Mahkemece, bozma kararına uyulduktan sonra asıl dava yönünden davalılar …, …, …, …, … ile … hakkındaki davanın bu davalıların dava devam ederken malik sıfatları kalmadığından davanın pasif dava ehliyeti yokluğu nedeniyle REDDİNE, yargılama devam ederken davalı sıfatını kazanan … Kağıt Metal ve Nak.San.ve Tic.Ltd.Şti. hakkında açılan davanın esastan REDDİNE, birleştirilen 2008/872 esas sayılı dava dosyası yönünden; davacılar …, …, …, …, … dava devam ederken taşınmazı 3. kişiye temlik etmeleri nedeniyle davacı sıfatları kalmadığından açtıkları davanın aktif dava ehliyeti yokluğu nedeniyle REDDİNE, birleştirilen 2006/294 esas sayılı dava dosyası yönünden …’un dava devam ederken taşınmazı 3. kişiye temlik etmesi nedeniyle sıfatı kalmadığından açtığı davanın aktif dava yokluğu nedeniyle REDDİNE karar verilmiş, hüküm davacı Hazine tarafından temyiz edilmiştir.

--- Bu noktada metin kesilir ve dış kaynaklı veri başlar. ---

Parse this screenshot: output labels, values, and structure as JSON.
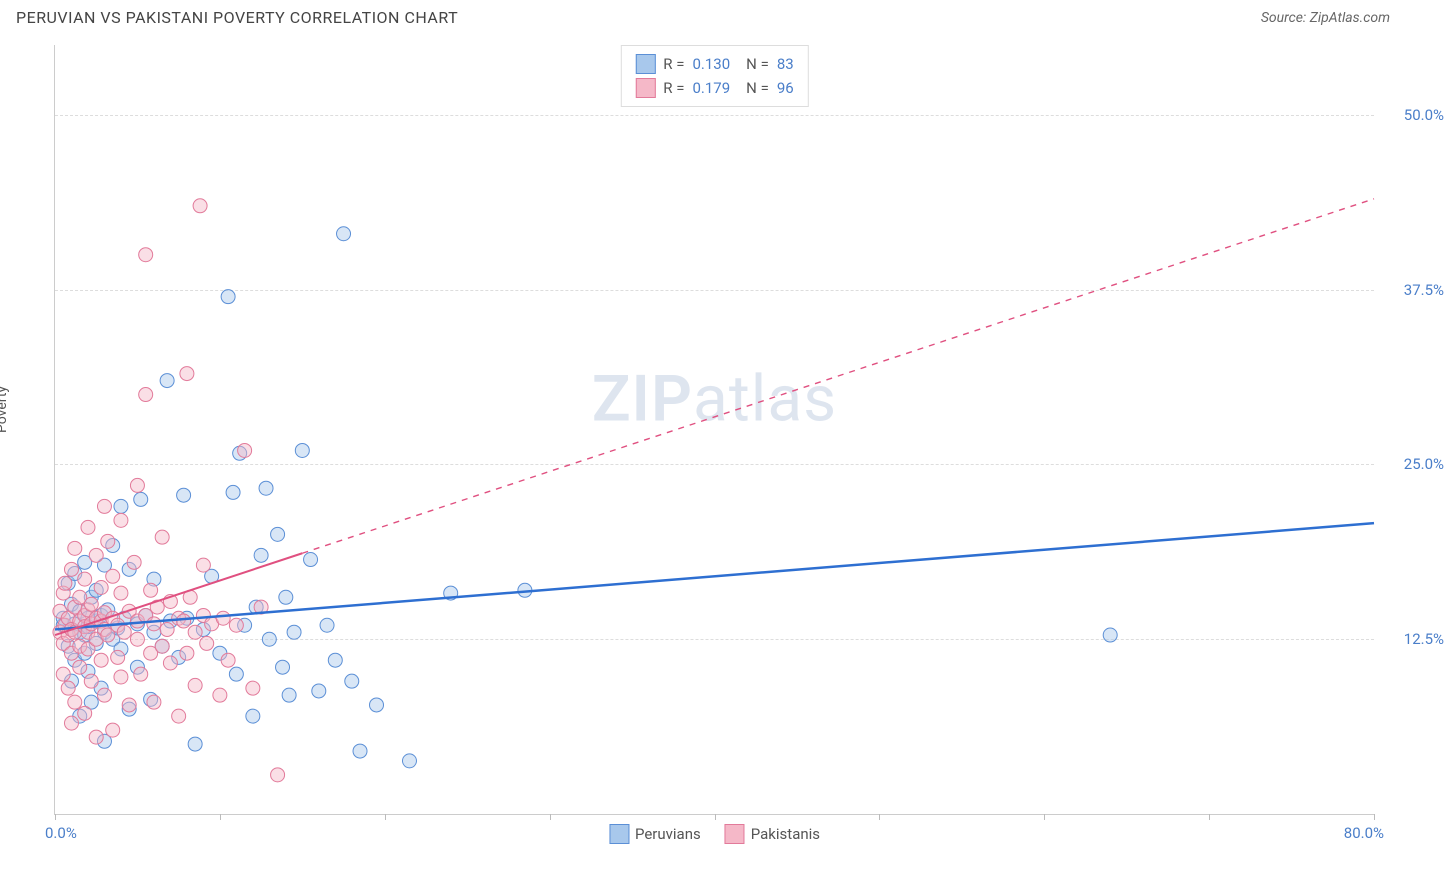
{
  "header": {
    "title": "PERUVIAN VS PAKISTANI POVERTY CORRELATION CHART",
    "source": "Source: ZipAtlas.com"
  },
  "watermark": {
    "zip": "ZIP",
    "atlas": "atlas"
  },
  "chart": {
    "type": "scatter",
    "ylabel": "Poverty",
    "xlim": [
      0,
      80
    ],
    "ylim": [
      0,
      55
    ],
    "x_min_label": "0.0%",
    "x_max_label": "80.0%",
    "y_ticks": [
      12.5,
      25.0,
      37.5,
      50.0
    ],
    "y_tick_labels": [
      "12.5%",
      "25.0%",
      "37.5%",
      "50.0%"
    ],
    "x_tick_positions": [
      0,
      10,
      20,
      30,
      40,
      50,
      60,
      70,
      80
    ],
    "grid_color": "#dddddd",
    "axis_color": "#cccccc",
    "background_color": "#ffffff",
    "marker_radius": 7,
    "marker_opacity": 0.45,
    "series": [
      {
        "name": "Peruvians",
        "color_fill": "#a8c8ec",
        "color_stroke": "#5b8fd6",
        "R": "0.130",
        "N": "83",
        "trend": {
          "x1": 0,
          "y1": 13.2,
          "x2": 80,
          "y2": 20.8,
          "solid_until_x": 80,
          "stroke": "#2e6fd1",
          "width": 2.5
        },
        "points": [
          [
            0.5,
            13.5
          ],
          [
            0.5,
            14.0
          ],
          [
            0.8,
            12.0
          ],
          [
            0.8,
            16.5
          ],
          [
            1.0,
            13.2
          ],
          [
            1.0,
            15.0
          ],
          [
            1.0,
            9.5
          ],
          [
            1.2,
            11.0
          ],
          [
            1.2,
            17.2
          ],
          [
            1.2,
            13.6
          ],
          [
            1.5,
            13.0
          ],
          [
            1.5,
            14.5
          ],
          [
            1.5,
            7.0
          ],
          [
            1.8,
            12.8
          ],
          [
            1.8,
            11.5
          ],
          [
            1.8,
            18.0
          ],
          [
            2.0,
            14.0
          ],
          [
            2.0,
            13.4
          ],
          [
            2.0,
            10.2
          ],
          [
            2.2,
            15.5
          ],
          [
            2.2,
            8.0
          ],
          [
            2.5,
            13.8
          ],
          [
            2.5,
            12.2
          ],
          [
            2.5,
            16.0
          ],
          [
            2.8,
            14.2
          ],
          [
            2.8,
            9.0
          ],
          [
            3.0,
            13.0
          ],
          [
            3.0,
            17.8
          ],
          [
            3.0,
            5.2
          ],
          [
            3.2,
            14.6
          ],
          [
            3.5,
            12.5
          ],
          [
            3.5,
            19.2
          ],
          [
            3.8,
            13.3
          ],
          [
            4.0,
            11.8
          ],
          [
            4.0,
            22.0
          ],
          [
            4.2,
            14.0
          ],
          [
            4.5,
            7.5
          ],
          [
            4.5,
            17.5
          ],
          [
            5.0,
            13.6
          ],
          [
            5.0,
            10.5
          ],
          [
            5.2,
            22.5
          ],
          [
            5.5,
            14.2
          ],
          [
            5.8,
            8.2
          ],
          [
            6.0,
            13.0
          ],
          [
            6.0,
            16.8
          ],
          [
            6.5,
            12.0
          ],
          [
            6.8,
            31.0
          ],
          [
            7.0,
            13.8
          ],
          [
            7.5,
            11.2
          ],
          [
            7.8,
            22.8
          ],
          [
            8.0,
            14.0
          ],
          [
            8.5,
            5.0
          ],
          [
            9.0,
            13.2
          ],
          [
            9.5,
            17.0
          ],
          [
            10.0,
            11.5
          ],
          [
            10.5,
            37.0
          ],
          [
            10.8,
            23.0
          ],
          [
            11.0,
            10.0
          ],
          [
            11.2,
            25.8
          ],
          [
            11.5,
            13.5
          ],
          [
            12.0,
            7.0
          ],
          [
            12.2,
            14.8
          ],
          [
            12.5,
            18.5
          ],
          [
            12.8,
            23.3
          ],
          [
            13.0,
            12.5
          ],
          [
            13.5,
            20.0
          ],
          [
            13.8,
            10.5
          ],
          [
            14.0,
            15.5
          ],
          [
            14.2,
            8.5
          ],
          [
            14.5,
            13.0
          ],
          [
            15.5,
            18.2
          ],
          [
            16.0,
            8.8
          ],
          [
            16.5,
            13.5
          ],
          [
            17.0,
            11.0
          ],
          [
            17.5,
            41.5
          ],
          [
            18.0,
            9.5
          ],
          [
            18.5,
            4.5
          ],
          [
            19.5,
            7.8
          ],
          [
            21.5,
            3.8
          ],
          [
            24.0,
            15.8
          ],
          [
            28.5,
            16.0
          ],
          [
            64.0,
            12.8
          ],
          [
            15.0,
            26.0
          ]
        ]
      },
      {
        "name": "Pakistanis",
        "color_fill": "#f5b8c8",
        "color_stroke": "#e27a9a",
        "R": "0.179",
        "N": "96",
        "trend": {
          "x1": 0,
          "y1": 12.8,
          "x2": 80,
          "y2": 44.0,
          "solid_until_x": 15,
          "stroke": "#e05080",
          "width": 2
        },
        "points": [
          [
            0.3,
            13.0
          ],
          [
            0.3,
            14.5
          ],
          [
            0.5,
            12.2
          ],
          [
            0.5,
            15.8
          ],
          [
            0.5,
            10.0
          ],
          [
            0.6,
            13.5
          ],
          [
            0.6,
            16.5
          ],
          [
            0.8,
            12.8
          ],
          [
            0.8,
            14.0
          ],
          [
            0.8,
            9.0
          ],
          [
            1.0,
            13.2
          ],
          [
            1.0,
            17.5
          ],
          [
            1.0,
            11.5
          ],
          [
            1.0,
            6.5
          ],
          [
            1.2,
            14.8
          ],
          [
            1.2,
            13.0
          ],
          [
            1.2,
            19.0
          ],
          [
            1.2,
            8.0
          ],
          [
            1.5,
            13.8
          ],
          [
            1.5,
            12.0
          ],
          [
            1.5,
            15.5
          ],
          [
            1.5,
            10.5
          ],
          [
            1.8,
            14.2
          ],
          [
            1.8,
            13.4
          ],
          [
            1.8,
            16.8
          ],
          [
            1.8,
            7.2
          ],
          [
            2.0,
            13.0
          ],
          [
            2.0,
            14.6
          ],
          [
            2.0,
            11.8
          ],
          [
            2.0,
            20.5
          ],
          [
            2.2,
            13.6
          ],
          [
            2.2,
            9.5
          ],
          [
            2.2,
            15.0
          ],
          [
            2.5,
            12.5
          ],
          [
            2.5,
            14.0
          ],
          [
            2.5,
            5.5
          ],
          [
            2.5,
            18.5
          ],
          [
            2.8,
            13.8
          ],
          [
            2.8,
            11.0
          ],
          [
            2.8,
            16.2
          ],
          [
            3.0,
            14.4
          ],
          [
            3.0,
            8.5
          ],
          [
            3.0,
            22.0
          ],
          [
            3.0,
            13.2
          ],
          [
            3.2,
            19.5
          ],
          [
            3.2,
            12.8
          ],
          [
            3.5,
            14.0
          ],
          [
            3.5,
            6.0
          ],
          [
            3.5,
            17.0
          ],
          [
            3.8,
            13.5
          ],
          [
            3.8,
            11.2
          ],
          [
            4.0,
            15.8
          ],
          [
            4.0,
            9.8
          ],
          [
            4.0,
            21.0
          ],
          [
            4.2,
            13.0
          ],
          [
            4.5,
            14.5
          ],
          [
            4.5,
            7.8
          ],
          [
            4.8,
            18.0
          ],
          [
            5.0,
            12.5
          ],
          [
            5.0,
            13.8
          ],
          [
            5.0,
            23.5
          ],
          [
            5.2,
            10.0
          ],
          [
            5.5,
            14.2
          ],
          [
            5.5,
            30.0
          ],
          [
            5.8,
            11.5
          ],
          [
            5.8,
            16.0
          ],
          [
            6.0,
            13.6
          ],
          [
            6.0,
            8.0
          ],
          [
            6.2,
            14.8
          ],
          [
            6.5,
            12.0
          ],
          [
            6.5,
            19.8
          ],
          [
            6.8,
            13.2
          ],
          [
            7.0,
            10.8
          ],
          [
            7.0,
            15.2
          ],
          [
            5.5,
            40.0
          ],
          [
            7.5,
            14.0
          ],
          [
            7.5,
            7.0
          ],
          [
            7.8,
            13.8
          ],
          [
            8.0,
            31.5
          ],
          [
            8.0,
            11.5
          ],
          [
            8.2,
            15.5
          ],
          [
            8.5,
            13.0
          ],
          [
            8.5,
            9.2
          ],
          [
            8.8,
            43.5
          ],
          [
            9.0,
            14.2
          ],
          [
            9.0,
            17.8
          ],
          [
            9.2,
            12.2
          ],
          [
            9.5,
            13.6
          ],
          [
            10.0,
            8.5
          ],
          [
            10.2,
            14.0
          ],
          [
            10.5,
            11.0
          ],
          [
            11.0,
            13.5
          ],
          [
            11.5,
            26.0
          ],
          [
            12.0,
            9.0
          ],
          [
            12.5,
            14.8
          ],
          [
            13.5,
            2.8
          ]
        ]
      }
    ],
    "legend_bottom": [
      {
        "label": "Peruvians",
        "fill": "#a8c8ec",
        "stroke": "#5b8fd6"
      },
      {
        "label": "Pakistanis",
        "fill": "#f5b8c8",
        "stroke": "#e27a9a"
      }
    ]
  }
}
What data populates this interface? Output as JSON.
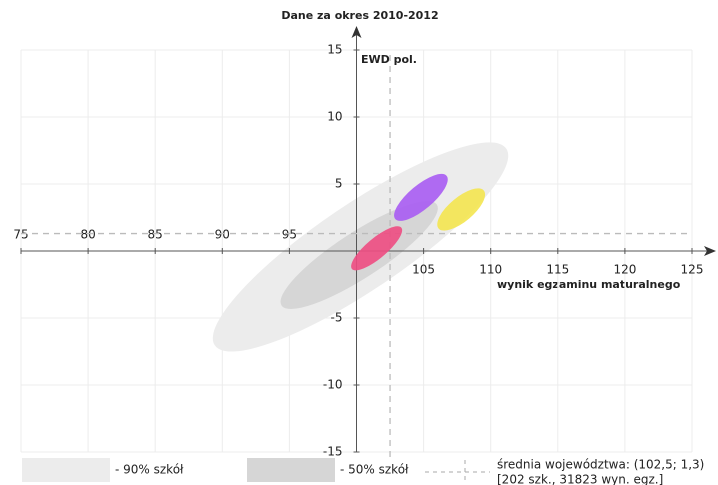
{
  "chart_data": {
    "type": "ellipse",
    "title": "Dane za okres 2010-2012",
    "y_label": "EWD pol.",
    "x_label": "wynik egzaminu maturalnego",
    "xlim": [
      75,
      125
    ],
    "xticks": [
      75,
      80,
      85,
      90,
      95,
      105,
      110,
      115,
      120,
      125
    ],
    "ylim": [
      -15,
      15
    ],
    "yticks": [
      -15,
      -10,
      -5,
      5,
      10,
      15
    ],
    "grid": true,
    "mean": {
      "x": 102.5,
      "y": 1.3,
      "label": "średnia województwa: (102,5; 1,3)",
      "note": "[202 szk., 31823 wyn. egz.]"
    },
    "regions": [
      {
        "name": "- 90% szkół",
        "color": "#ececec",
        "cx": 100.3,
        "cy": 0.3,
        "rx": 13.1,
        "ry": 3.2,
        "angle": 34
      },
      {
        "name": "- 50% szkół",
        "color": "#d6d6d6",
        "cx": 100.2,
        "cy": -0.3,
        "rx": 6.9,
        "ry": 1.7,
        "angle": 33
      }
    ],
    "ellipses": [
      {
        "color": "#ee4d82",
        "cx": 101.5,
        "cy": 0.2,
        "rx": 2.4,
        "ry": 0.75,
        "angle": 40
      },
      {
        "color": "#a95cf3",
        "cx": 104.8,
        "cy": 4.0,
        "rx": 2.5,
        "ry": 0.9,
        "angle": 40
      },
      {
        "color": "#f4e550",
        "cx": 107.8,
        "cy": 3.1,
        "rx": 2.2,
        "ry": 0.9,
        "angle": 40
      }
    ]
  }
}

Dava, orman rejimi dışına çıkartılan taşınmazın tapu kaydının iptali ile Hazine adına tescili, karşı dava ise, bu nedenle tapu kaydı üzerine konulan 6831 sayılı Yasanın 2/B madde şerhinin iptaline ilişkindir.
Çekişmeli taşınmazın bulunduğu … Köyünde 3116 sayılı Yasa hükümlerine göre ilk kez 1938 yılında yapılarak 1939 yılında kesinleşen orman kadastrosu ile 1744 sayılı Yasa döneminde yapılan ve 10.05.1977 tarihinde ilan edilerek kesinleşen orman kadastrosu, aplikasyon ve aynı Yasanın 2. madde uygulaması, 07.08.1985 tarihinde ilân edilen 2896 sayılı Yasa ile değişik 2/B madde uygulaması ve yine 1988 yılında 3302 sayılı Yasa ile değişik 2/B madde uygulaması vardır.
Dosya kapsamına ve mahkemece uyulan bozma kararı gereğince işlem yapılarak hüküm kurulmuş olduğuna ve çekişmeli taşınmazın 1939 yılında 3116 sayılı Yasa hükümleri gereğince yapılan orman tahdidine göre orman sınırları dışında kaldığı, 1976 yılında hatalı yapılan aplikasyon uygulamasıyla orman sınırları içine alınığı ve P.IV nolu 2. madde poligonu içinde orman sınırları dışına çıkarıldığı anlaşıldığına göre, yerinde görülmeyen temyiz itirazlarının reddiyle, usûl ve yasaya uygun olan hükmün ONANMASINA, Harçlar Yasasının değişik 13/j maddesi gereğince harç alınmasına yer olmadığına 07/02/2013 günü oy birliği ile karar verildi.